Guangxu Emperor

guangxu emperorThe Guangxu Emperor (1871-1908, Wade-Giles: Kuang-hsu Emperor) was the ninth and penultimate emperor of the Qing dynasty. The son of Yihuan, a Manchu prince, the future emperor was born with the name Zaitian. His elevation to the imperial throne was engineered by Cixi, his aunt, in contravention to the usual rules of succession. In 1875 Zaitain was selected to replace the Tongzhi emperor, who had died childless; Cixi became the four-year-old emperor’s co-regent. The young emperor was intelligent, well read and curious about foreign systems and political reform – however he was also reserved to the point of shyness and lacked the will to stand against the manipulative Cixi. Even in the emperor’s adulthood and Cixi’s ‘retirement’, she continued to dominate the policies of the imperial court.

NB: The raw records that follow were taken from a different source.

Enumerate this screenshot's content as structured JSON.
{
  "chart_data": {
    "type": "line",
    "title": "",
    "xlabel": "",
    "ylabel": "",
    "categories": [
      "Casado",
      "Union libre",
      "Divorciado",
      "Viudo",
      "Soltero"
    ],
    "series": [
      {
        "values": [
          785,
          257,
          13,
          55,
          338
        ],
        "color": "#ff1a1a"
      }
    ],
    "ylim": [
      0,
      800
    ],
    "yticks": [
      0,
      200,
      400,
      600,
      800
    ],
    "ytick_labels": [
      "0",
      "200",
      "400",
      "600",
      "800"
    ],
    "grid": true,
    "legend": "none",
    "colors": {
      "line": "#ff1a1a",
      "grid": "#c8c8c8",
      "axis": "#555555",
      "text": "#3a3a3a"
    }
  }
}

At no point was this domination more evident than in 1898, when Cixi short circuited the emperor’s reformist decrees, placed him under house arrest and drove away his supporters. The last decade of his reign came to resemble the first: he occupied the Forbidden Palace as a puppet emperor, guided by the regency of his powerful aunt. The Guangxu Emperor died in November 1908, aged 37, one day before Cixi herself. Scientific testing carried out on 2008 showed the emperor was poisoned with a lethal dose of arsenic.